Fields#
Reference for every field the Clipkit runtime reads. The schema is layered — start here, then drill into the part you need.
How the schema is organized#
A Clipkit project is a Source: a top-level object that holds project-wide settings (dimensions, duration, frame rate) and an elements[] array.
Each entry in elements is an Element.

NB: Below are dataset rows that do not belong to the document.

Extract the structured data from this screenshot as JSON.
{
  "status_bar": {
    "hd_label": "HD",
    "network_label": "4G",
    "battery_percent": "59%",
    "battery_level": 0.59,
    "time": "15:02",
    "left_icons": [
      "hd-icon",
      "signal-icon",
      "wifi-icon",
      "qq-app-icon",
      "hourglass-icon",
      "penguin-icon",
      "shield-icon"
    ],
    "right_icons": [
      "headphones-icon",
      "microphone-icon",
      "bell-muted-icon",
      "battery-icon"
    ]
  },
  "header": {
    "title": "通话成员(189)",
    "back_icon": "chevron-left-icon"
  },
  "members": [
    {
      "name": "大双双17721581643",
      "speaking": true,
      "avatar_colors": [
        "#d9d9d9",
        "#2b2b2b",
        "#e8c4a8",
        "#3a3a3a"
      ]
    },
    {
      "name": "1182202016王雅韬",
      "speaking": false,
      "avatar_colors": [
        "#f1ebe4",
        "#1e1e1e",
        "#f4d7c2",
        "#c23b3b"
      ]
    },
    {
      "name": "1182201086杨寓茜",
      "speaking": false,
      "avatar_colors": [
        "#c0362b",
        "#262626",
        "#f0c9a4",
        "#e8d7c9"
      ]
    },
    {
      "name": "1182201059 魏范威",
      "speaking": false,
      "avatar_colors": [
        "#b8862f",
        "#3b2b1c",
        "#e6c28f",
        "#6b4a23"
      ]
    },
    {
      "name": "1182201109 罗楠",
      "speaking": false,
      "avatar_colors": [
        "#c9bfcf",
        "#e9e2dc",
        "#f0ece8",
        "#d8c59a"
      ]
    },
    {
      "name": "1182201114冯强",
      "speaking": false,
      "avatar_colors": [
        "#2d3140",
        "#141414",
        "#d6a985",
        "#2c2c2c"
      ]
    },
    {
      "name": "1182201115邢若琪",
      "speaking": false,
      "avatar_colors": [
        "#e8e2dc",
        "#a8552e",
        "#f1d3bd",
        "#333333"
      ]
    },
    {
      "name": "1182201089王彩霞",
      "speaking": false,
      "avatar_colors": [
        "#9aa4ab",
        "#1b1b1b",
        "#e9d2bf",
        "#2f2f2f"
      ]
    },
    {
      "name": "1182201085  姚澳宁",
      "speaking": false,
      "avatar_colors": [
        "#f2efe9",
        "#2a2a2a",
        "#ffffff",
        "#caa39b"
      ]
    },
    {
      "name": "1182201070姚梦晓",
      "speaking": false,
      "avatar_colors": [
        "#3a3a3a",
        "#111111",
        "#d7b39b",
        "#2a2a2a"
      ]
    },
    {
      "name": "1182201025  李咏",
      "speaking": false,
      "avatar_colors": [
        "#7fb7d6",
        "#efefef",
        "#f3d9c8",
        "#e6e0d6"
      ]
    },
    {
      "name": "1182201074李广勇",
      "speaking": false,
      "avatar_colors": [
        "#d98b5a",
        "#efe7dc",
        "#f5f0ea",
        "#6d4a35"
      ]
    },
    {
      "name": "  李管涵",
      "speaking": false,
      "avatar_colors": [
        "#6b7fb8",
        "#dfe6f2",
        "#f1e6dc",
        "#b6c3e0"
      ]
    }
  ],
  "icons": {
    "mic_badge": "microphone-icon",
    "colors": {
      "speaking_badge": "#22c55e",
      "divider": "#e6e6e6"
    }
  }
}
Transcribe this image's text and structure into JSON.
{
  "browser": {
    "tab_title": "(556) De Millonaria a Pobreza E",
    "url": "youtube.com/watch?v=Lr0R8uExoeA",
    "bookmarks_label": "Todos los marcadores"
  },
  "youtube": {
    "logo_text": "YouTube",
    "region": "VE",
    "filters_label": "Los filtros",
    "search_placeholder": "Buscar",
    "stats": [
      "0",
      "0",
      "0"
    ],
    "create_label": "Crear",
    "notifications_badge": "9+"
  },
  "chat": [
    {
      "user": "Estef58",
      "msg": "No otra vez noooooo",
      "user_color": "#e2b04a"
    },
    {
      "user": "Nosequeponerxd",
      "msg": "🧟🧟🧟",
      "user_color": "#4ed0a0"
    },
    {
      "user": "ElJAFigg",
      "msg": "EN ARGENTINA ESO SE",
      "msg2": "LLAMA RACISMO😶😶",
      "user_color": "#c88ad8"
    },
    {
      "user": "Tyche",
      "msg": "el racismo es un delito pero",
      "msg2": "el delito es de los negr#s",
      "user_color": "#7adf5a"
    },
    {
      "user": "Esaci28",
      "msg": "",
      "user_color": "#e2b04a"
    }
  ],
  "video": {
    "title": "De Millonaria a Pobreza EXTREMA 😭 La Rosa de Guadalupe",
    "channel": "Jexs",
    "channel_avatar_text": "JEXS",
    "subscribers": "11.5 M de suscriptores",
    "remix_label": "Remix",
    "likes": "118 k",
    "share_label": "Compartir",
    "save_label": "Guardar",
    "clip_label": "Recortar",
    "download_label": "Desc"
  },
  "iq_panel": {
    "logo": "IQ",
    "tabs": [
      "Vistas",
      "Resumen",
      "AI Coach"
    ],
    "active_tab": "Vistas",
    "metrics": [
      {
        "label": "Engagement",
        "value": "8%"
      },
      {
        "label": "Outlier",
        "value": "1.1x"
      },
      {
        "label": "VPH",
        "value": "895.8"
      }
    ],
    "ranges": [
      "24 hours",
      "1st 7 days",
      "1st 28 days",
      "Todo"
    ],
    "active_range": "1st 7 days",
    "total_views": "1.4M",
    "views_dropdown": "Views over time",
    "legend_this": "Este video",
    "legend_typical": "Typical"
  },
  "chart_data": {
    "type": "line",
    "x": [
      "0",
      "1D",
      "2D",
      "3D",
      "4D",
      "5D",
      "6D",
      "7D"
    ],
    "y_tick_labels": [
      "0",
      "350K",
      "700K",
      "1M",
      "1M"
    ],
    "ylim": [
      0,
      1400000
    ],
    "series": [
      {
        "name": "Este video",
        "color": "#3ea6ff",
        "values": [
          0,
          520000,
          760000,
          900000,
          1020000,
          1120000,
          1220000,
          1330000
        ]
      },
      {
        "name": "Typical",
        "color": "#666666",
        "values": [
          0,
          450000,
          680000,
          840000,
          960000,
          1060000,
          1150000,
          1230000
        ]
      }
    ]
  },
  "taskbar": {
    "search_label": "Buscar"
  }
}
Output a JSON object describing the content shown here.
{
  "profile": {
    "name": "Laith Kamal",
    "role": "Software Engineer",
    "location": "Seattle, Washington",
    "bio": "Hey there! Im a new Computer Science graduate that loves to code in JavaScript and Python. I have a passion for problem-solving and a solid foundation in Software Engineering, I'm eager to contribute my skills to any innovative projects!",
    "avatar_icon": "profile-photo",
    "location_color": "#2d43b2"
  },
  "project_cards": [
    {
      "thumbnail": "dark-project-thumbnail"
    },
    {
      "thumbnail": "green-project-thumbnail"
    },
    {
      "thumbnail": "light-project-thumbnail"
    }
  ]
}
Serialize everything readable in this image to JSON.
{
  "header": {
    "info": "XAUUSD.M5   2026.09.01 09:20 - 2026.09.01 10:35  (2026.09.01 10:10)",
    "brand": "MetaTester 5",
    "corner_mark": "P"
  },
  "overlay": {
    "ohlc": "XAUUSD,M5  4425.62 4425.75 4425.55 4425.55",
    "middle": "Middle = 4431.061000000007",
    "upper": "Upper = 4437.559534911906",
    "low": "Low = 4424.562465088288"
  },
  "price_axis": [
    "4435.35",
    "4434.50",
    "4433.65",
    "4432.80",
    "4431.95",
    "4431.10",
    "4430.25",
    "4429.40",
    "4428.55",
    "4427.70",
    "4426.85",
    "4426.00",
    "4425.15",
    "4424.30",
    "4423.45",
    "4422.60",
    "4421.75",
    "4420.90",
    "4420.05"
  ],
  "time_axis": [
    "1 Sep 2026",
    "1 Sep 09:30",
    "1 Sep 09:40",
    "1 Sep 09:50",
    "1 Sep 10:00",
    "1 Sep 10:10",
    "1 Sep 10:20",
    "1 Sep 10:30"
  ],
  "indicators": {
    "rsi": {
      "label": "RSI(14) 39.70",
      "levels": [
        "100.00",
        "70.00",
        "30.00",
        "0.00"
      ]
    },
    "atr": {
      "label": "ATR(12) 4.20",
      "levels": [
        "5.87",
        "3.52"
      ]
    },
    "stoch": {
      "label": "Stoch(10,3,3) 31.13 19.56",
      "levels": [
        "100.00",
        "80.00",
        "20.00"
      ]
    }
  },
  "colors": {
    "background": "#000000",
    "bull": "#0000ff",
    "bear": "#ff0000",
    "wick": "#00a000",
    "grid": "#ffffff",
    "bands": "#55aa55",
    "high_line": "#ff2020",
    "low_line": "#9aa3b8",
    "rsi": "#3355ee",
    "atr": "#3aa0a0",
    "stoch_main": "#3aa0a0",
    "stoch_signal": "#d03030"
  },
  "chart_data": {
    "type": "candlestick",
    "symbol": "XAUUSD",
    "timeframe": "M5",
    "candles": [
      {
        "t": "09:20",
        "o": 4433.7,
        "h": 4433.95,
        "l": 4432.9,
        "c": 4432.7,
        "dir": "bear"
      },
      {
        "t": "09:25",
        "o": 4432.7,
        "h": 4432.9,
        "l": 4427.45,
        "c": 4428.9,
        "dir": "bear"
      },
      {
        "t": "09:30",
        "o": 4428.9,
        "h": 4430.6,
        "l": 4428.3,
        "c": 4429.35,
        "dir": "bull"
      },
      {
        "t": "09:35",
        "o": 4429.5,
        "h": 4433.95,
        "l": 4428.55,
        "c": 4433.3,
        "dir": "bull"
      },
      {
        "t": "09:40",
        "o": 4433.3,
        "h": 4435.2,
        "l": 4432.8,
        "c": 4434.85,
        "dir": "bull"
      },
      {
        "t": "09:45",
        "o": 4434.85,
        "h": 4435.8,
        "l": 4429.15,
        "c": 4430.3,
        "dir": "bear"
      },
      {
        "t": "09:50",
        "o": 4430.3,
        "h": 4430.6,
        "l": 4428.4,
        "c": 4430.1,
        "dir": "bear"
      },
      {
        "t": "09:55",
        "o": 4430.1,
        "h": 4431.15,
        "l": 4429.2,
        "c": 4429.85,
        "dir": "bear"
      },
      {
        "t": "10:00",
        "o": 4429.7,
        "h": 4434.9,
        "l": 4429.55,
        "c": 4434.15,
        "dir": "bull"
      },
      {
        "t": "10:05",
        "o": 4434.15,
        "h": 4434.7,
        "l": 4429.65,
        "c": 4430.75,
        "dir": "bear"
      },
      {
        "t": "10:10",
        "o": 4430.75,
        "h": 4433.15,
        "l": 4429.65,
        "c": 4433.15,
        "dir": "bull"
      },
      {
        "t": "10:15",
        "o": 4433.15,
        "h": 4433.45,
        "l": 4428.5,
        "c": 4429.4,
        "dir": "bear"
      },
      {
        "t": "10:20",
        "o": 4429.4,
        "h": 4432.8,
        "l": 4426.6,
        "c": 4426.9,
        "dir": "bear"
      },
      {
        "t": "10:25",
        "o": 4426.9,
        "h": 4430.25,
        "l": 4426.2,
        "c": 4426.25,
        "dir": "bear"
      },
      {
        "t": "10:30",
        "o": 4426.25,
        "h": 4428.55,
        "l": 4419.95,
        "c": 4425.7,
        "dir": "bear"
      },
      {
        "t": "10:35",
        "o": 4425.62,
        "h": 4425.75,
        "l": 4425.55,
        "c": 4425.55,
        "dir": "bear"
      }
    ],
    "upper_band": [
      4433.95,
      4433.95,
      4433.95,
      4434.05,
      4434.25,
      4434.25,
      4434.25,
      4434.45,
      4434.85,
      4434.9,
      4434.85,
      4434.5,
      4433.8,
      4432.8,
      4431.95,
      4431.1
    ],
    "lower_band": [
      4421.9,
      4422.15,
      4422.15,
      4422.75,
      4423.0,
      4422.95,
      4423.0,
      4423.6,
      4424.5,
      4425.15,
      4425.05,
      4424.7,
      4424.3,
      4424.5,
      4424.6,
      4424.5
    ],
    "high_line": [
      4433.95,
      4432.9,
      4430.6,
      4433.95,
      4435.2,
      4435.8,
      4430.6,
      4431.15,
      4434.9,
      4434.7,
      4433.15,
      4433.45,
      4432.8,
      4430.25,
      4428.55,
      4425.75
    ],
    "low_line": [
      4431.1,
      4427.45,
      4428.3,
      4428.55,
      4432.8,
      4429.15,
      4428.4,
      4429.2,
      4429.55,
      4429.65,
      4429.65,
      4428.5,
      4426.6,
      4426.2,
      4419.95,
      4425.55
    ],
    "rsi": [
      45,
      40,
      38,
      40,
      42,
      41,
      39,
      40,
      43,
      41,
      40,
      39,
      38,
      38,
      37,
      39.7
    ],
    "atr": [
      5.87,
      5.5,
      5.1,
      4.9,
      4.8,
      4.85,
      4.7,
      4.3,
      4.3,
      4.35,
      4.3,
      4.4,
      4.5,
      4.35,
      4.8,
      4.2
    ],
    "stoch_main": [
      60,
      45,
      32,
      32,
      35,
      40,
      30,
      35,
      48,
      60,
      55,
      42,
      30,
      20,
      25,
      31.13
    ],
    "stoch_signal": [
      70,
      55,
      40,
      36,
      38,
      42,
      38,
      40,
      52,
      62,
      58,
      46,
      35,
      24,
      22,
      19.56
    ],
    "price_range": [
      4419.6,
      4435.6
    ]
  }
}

Every element shares a common set of fields (id, position, size, animations) and then adds its own variant-specific fields based on type.
Source → project shell
├── width, height, duration → Source root fields
├── frame_rate, output_format
└── elements: Element[] → one Element per scene item
├── id, type → common to all elements
├── x, y, width, height
├── animations
└── (variant fields) → depend on `type`:
text → text, font_family, font_size, ...
shape → shape, fill_color, border_radius, ...
image → source, fit, ...
video → source, volume, trim_start, ...
...
Pages in this section#
- Source root — fields on the top-level project object (
width,height,duration,frame_rate, …) - Common element fields — fields every element has (
id,type,time,x,y,animations, …) - Per-element fields:
text— text + typographic styling + reveal masksshape— rectangles, ellipses, gradients, and vector paths (morph, stroke evolution)image— static images with fit + filtersvideo— video with trim, loop, playback rateaudio— audio with trim, loop, volumecaption— word-timed kinetic captionsgroup— nested element groupsparticles— deterministic particle systems
Field-value types#
A field's "Type" column uses these conventions:
| Notation | Meaning |
|---|---|
number | Any JSON number. |
string | Any JSON string. |
'a' | 'b' | 'c' | One of an enumerated set of string literals. |
number | string | A length. number is pixels; string is "50%", "100vw", etc. |
number | string | Keyframe[] | Animatable. See Animation. |
Keyframe[] | Array of { time, value, easing? } keyframes. |
[number, number] | A two-number tuple (e.g. position coordinates). |
…[] | An array of the listed type. |
Fields without a default are required when shown unflagged. Fields marked optional may be omitted.
Forward compatibility#
The Source object passes through unknown keys. A runtime newer than your document may read fields you didn't write; an older runtime will ignore fields it doesn't recognize. See Protocol §11 for the version policy.